Antipolitico a me? L'abbaglio dello storico
Miguel Gotor assimila una trasmissione in controtendenza com’era “L’istruttoria”, cornice del tramonto doloroso della Prima Repubblica e dei partiti, all’ondata dei progenitori delle arene in voga ancora oggi. Un falso clamoroso
Uno storico come Miguel Gotor, che ha dedicato un libro alla storia italiana del Novecento dopo averne scritto uno molto buono sul memoriale Moro, dovrebbe fare più attenzione alla cronaca recente, per Adua Giolitti e Mussolini e il resto vedremo a libro letto. Intanto ho ceduto alla vanità di leggere quel che mi riguarda in un paragrafo dell’ultima parte, passato prossimo non proprio passato remoto, e ne sono rimasto stupito e offeso anche quel tanto che è necessario. Gotor prende una mia trasmissione Fininvest dell’anno terribile e terroristico, il 1993 della piazza pulita, si chiamava “L’istruttoria”, seconda serata su Italia1, e la rovescia come un calzino. La assimila, cioè, all’ondata antipolitica, ai vari Santoro e progenitori delle arene e delle altre scemenze nazipop in voga ancora oggi.
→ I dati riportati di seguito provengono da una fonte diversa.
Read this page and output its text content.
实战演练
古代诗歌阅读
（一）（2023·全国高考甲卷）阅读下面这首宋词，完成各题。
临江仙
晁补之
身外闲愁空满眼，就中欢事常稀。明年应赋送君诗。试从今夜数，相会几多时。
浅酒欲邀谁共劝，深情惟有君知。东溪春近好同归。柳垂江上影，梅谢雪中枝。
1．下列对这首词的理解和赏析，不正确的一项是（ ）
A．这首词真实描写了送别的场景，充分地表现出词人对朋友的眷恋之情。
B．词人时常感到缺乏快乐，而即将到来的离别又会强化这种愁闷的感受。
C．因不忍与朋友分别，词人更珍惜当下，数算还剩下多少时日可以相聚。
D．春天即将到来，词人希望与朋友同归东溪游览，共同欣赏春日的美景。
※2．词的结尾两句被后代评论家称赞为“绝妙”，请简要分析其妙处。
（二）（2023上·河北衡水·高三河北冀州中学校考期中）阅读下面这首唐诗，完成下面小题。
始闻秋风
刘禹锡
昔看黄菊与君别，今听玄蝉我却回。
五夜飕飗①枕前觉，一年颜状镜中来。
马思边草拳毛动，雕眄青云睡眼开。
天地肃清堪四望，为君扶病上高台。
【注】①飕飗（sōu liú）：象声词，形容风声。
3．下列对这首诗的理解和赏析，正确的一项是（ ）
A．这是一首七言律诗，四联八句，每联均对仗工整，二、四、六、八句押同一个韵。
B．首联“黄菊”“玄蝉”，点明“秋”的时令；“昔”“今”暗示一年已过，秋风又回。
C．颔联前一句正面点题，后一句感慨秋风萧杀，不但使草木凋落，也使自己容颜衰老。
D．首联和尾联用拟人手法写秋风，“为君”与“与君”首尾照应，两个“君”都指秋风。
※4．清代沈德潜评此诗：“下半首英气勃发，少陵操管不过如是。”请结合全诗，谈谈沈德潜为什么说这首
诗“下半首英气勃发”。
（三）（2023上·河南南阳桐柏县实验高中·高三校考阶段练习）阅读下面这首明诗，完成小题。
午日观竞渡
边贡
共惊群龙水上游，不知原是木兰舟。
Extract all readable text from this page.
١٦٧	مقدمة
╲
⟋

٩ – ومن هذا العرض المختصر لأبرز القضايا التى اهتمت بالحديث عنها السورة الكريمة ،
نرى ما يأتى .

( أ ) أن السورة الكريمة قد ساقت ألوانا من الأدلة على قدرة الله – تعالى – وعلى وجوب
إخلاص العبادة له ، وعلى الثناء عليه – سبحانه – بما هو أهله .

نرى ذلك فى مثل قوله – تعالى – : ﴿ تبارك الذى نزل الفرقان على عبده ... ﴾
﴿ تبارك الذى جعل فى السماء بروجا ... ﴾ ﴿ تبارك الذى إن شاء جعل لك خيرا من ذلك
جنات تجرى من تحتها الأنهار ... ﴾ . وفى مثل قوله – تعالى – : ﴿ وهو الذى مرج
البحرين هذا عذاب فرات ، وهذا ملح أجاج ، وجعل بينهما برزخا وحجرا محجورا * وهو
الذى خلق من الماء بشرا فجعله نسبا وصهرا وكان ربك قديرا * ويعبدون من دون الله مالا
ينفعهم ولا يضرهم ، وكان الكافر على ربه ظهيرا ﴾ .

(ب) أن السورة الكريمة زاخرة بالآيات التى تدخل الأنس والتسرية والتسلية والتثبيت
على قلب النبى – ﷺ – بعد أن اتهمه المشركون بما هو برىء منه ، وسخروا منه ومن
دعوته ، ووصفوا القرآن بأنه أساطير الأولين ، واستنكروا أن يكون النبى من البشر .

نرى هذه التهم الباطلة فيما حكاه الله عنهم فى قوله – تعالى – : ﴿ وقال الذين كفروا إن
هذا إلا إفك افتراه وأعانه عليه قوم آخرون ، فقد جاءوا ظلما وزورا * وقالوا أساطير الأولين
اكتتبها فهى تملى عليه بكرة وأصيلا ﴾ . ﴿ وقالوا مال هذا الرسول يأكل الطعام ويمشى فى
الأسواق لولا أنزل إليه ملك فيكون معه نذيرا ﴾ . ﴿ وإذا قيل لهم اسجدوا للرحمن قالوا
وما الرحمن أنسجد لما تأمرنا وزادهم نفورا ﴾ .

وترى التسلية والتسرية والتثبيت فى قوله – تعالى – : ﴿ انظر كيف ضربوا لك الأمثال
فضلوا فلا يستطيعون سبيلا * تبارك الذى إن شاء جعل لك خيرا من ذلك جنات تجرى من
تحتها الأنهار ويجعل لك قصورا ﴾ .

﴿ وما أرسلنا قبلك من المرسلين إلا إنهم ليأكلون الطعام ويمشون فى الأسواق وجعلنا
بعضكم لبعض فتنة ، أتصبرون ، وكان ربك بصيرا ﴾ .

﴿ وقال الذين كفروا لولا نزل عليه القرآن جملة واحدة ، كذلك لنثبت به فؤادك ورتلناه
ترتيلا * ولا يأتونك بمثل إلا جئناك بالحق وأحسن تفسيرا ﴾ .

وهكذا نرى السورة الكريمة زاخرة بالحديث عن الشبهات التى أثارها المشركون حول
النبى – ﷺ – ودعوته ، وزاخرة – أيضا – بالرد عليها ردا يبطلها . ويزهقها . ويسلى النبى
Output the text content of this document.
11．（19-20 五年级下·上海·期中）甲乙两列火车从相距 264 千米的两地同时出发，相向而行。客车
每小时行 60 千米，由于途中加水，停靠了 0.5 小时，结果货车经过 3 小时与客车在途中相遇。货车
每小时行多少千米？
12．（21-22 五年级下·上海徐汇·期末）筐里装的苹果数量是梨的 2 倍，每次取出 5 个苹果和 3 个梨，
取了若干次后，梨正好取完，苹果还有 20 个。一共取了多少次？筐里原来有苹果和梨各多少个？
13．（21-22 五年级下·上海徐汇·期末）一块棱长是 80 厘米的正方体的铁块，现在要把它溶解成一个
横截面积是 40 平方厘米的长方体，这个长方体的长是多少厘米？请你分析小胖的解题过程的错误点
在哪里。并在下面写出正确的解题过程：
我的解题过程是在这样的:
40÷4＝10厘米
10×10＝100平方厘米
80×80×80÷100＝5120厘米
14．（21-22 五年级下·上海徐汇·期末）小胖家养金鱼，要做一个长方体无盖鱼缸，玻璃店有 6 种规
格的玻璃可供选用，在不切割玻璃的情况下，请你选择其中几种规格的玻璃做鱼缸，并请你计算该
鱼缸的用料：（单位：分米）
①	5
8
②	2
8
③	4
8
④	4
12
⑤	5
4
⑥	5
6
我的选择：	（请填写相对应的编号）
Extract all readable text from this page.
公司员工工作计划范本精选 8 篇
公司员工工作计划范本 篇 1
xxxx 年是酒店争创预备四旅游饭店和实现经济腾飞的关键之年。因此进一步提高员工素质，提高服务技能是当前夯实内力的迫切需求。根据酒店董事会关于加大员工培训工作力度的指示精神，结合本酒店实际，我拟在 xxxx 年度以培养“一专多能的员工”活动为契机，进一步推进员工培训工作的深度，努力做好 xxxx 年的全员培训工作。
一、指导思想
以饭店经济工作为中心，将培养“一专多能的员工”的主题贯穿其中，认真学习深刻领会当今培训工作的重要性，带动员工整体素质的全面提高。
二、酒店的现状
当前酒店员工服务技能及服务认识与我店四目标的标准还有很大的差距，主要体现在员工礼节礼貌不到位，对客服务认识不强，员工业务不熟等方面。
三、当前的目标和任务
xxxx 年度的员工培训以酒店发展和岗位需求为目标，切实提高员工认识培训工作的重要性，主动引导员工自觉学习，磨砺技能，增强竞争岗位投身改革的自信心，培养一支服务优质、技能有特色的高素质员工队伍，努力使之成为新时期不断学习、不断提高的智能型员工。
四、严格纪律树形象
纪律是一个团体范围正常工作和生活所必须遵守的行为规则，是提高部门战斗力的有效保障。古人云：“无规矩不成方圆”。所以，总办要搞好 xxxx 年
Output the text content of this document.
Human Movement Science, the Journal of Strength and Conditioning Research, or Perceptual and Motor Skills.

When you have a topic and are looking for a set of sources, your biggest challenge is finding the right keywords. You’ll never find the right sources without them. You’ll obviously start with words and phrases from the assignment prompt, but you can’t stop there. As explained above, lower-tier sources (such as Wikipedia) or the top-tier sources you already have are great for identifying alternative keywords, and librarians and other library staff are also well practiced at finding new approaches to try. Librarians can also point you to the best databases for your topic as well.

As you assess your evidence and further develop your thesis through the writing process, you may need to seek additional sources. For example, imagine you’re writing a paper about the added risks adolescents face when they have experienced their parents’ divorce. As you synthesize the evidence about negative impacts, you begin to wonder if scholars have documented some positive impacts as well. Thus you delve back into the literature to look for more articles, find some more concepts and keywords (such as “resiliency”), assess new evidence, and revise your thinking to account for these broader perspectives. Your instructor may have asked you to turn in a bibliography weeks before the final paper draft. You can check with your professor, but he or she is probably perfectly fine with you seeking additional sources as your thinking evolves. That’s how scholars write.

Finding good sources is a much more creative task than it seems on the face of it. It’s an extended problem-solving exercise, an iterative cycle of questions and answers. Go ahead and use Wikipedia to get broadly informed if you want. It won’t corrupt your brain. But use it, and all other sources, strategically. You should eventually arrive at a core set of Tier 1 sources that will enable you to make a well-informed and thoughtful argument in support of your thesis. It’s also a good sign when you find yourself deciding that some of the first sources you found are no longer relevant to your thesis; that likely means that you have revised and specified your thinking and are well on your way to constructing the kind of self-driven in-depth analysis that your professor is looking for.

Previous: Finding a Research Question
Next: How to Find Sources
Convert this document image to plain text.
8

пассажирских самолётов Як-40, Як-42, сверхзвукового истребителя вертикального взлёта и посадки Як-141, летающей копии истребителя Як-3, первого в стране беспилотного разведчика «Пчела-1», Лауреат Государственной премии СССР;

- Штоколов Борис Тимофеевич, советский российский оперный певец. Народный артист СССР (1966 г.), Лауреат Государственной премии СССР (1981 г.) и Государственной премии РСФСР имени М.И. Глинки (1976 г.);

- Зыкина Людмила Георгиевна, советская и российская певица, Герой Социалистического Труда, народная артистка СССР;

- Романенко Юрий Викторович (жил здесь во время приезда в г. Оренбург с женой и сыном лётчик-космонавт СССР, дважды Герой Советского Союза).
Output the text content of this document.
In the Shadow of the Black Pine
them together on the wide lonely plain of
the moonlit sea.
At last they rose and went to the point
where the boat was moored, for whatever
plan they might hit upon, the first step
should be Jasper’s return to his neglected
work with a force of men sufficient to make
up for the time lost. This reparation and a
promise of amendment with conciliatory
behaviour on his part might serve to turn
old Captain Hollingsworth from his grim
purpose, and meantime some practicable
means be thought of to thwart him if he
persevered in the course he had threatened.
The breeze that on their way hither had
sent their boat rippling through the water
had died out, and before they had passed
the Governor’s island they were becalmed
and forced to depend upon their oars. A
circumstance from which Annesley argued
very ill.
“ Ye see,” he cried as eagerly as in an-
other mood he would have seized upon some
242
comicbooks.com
Gotor si affida alla sua memoria di ventiduenne dell’epoca, che lo tradisce banalmente, e mette nero su bianco un falso clamoroso, almeno per me. Io facevo trash tv, e uscivo grottesco da un secchio della spazzatura, ma cantando Mozart, l’aria iniziale di Leporello. Vabbè. Lo storico ricorda il secchio e trascura il canto che lo spiegava e assurdizzava, vabbè. Poi esagera. “Antipolitica” è il suo bollo, e assimila, come dicevo, una trasmissione in totale controtendenza, che era cornice del tramonto doloroso e facinoroso della Prima Repubblica e dei partiti, che era una specie di confessionale triste, e a volte surreale, per i suoi capi trascinati nelle inchieste, colpiti da accuse infamanti. Vennero tutti: Misasi, che piangeva; Andreotti, che si difendeva dalle insinuazioni sulla mafia; Cossiga irridente; Craxi, la sera delle monetine, sfuggendo alle monetine per arrivare in studio, scortato da un centinaio di Carabinieri, con il titolo greve di Repubblica (“DA FERRARA L’ULTIMA SFIDA AL PAESE”). Ospite quasi fisso era don Gianni Baget Bozzo, che Pannella chiamava “il cappellano della Prima Repubblica”. Altro che antipolitica. Insomma, uno storico deve documentarsi e evitare svarioni così sconclusionati.
Non che la faccenda sia così importante, al di là del caso personale e della mia stizza. Ma è anche, per i risvolti pubblici, la dimostrazione della debolezza del mezzo televisivo, e dei media in generale. Uno passa i migliori anni della sua vita a difendere i malandrini politici, per distinguerli dai malandrini e basta, e per distinguersi dalle persone perbene tutte forche, fax e gogne e cappi in parlamento, eppoi arriva lo storico che imbroglia tutto e consegna agli archivi la documentazione irrisoria della sua memoria. Era già successo con un altro storico si-fa-per-dire, lo strennista inesausto Bruno Vespa, che senza parere, quando mi era capitato di raccontare qui e altrove, anche in tv da Lerner, la storia anticipata del minicolpo di D’Alema per diventare presidente del Consiglio al posto di Prodi, precorrendo tutto ora per ora, giorno per giorno, fino alla sera fatale in cui annunciai il governo D’Alema del giorno dopo, stravolse tutto attribuendo il colpo ai suoi amici democristiani Franceschini e Marini, con una cronaca infedele e arbitraria, che solo Francesco Verderami nel Corriere ebbe poi il coraggio di rivedere e smentire. Storici veri e si-fa-per-dire galoppano nella prateria dell’ambiguo, senza scrupoli talvolta. E il mondo mediatizzato, malamente mediatizzato, premia le loro castronerie, i loro veli e veline. Il che mi fa ovviamente incazzare. Formigli ammia!